Bitcoin started its journey in 2008 when Satoshi Nakamoto, the creator of the largest cryptocurrency in the world, published its whitepaper. Bitcoin’s mainnet went live, setting the foundation of a crypto market. As an unknown asset, Bitcoin had no value back then.
The story really began with that famous 10,000 BTC pizza order which showed the world that Bitcoin could actually hold value and be used in day-to-day transactions. On the 22nd of May, 2010, Laszlo Hanyecz bought two pizzas in exchange for 10,000 BTC and Jeremy Sturdivant was the lucky guy who delivered the super-expensive pizzas to Laszlo.
Laszlo was one of the first programmers that contributed significantly to Bitcoin’s growth with his code.
Bitcoin’s price stayed around $10 for a couple of years until 2013 which was an iconic year for Bitcoin.
Bitcoin started 2013 changing hands at around $13. By April, the largest cryptocurrency was trading at around $200 and by the end of the year, Bitcoin was able to reach the $1000 milestone.
We can link this price increase to Mt. Gox, the first cryptocurrency exchange which was launched in 2010. During the first years of operation, Mt. Gox was able to attract more users by providing a relatively-accessible platform for people around the world to get their hands on Bitcoin. At its peak, Mt. Gox was handling more than 70% of all Bitcoin transactions.
Considering this, it wasn’t surprising that its crash in 2014 had a significant negative effect on the price of Bitcoin and its image. It took the innovative currency a while to make the world trust it again.
Bitcoin’s price started to pick the pace in late 2016, signaling an interesting year ahead for Bitcoin and the crypto ecosystem.
The 2017 bull run is quite infamous in the crypto world as it was over quite soon, taking the crypto market into a prolonged winter.
Bitcoin reached the $2000 mark in May 2017, but the asset didn’t stop there. The bull run had already started and Bitcoin reached as high as almost $20,000.
However, it was a very short-lived achievement for the crypto asset. Bitcoin went as high as $20,000 in mid-December and it took it only one week to lose almost 45% of its value. The 2017 crypto boom was mostly caused by market speculation and Inicial Coin Offerings (ICOs) that turned out to be scams (mostly!).

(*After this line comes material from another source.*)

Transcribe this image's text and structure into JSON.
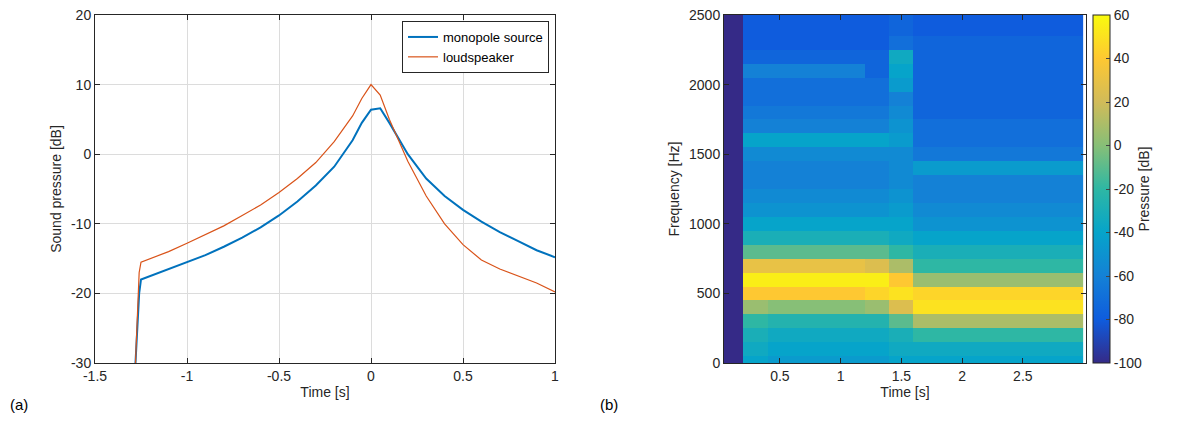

After the tragic burst of the 2017 bubble, Bitcoin stayed below $10,000, only going as high as $12,000 occasionally. The COVID-19 outbreak in 2020 made things even more gloomy for all financial markets, including crypto.
In March 2020, the stock market experienced various catastrophic crashes. On March 12th, also known as Black Thursday, Bitcoin fell below $5000, losing almost 40% of its value in one single day.
But don’t get disappointed as the asset ended the year with triumph.
By December 2020, Bitcoin was trading above the iconic $20,000 mark, a target it was eyeing for almost 3 years. The 2017 ATH was a significant resistance for the asset, and breaking it was just the beginning for Bitcoin and the crypto world.
2021 was the year Bitcoin set another All-time High (ATH) which was way beyond its 2017 breakthrough.
The upward trend continued in the first couple of months and Bitcoin experienced significant growth during this time. In March 2021, Bitcoin’s price skyrocketed to $61,000, taking other crypto assets along with it.
Unfortunately, history repeated itself; Bitcoin wasn’t able to hold this level for long and came back down to the $30,000 level by July. However, things looked a bit different this time.
Bitcoin started to pick up the pace again in a few months and set its new ATH of $68,789.63 in November. The market, however, corrected itself again.
The aftermath of the Covid-19 breakdown started to catch up with the world economy quite soon. During this time, multiple well-known crypto businesses went bankrupt and crashed. FTX, one of the main players in the crypto world, went down as well and the ripple effect of its failure is still hunting the space.
A high global inflation rate and the insolvency of well-known banks didn’t help with the situation either.
Bitcoin paid a short visit to its 2017 levels and fell as low as $16,000 in early 2023. The asset went back to the iconic $20,000 level again and has been playing in the $20k-$30k range ever since.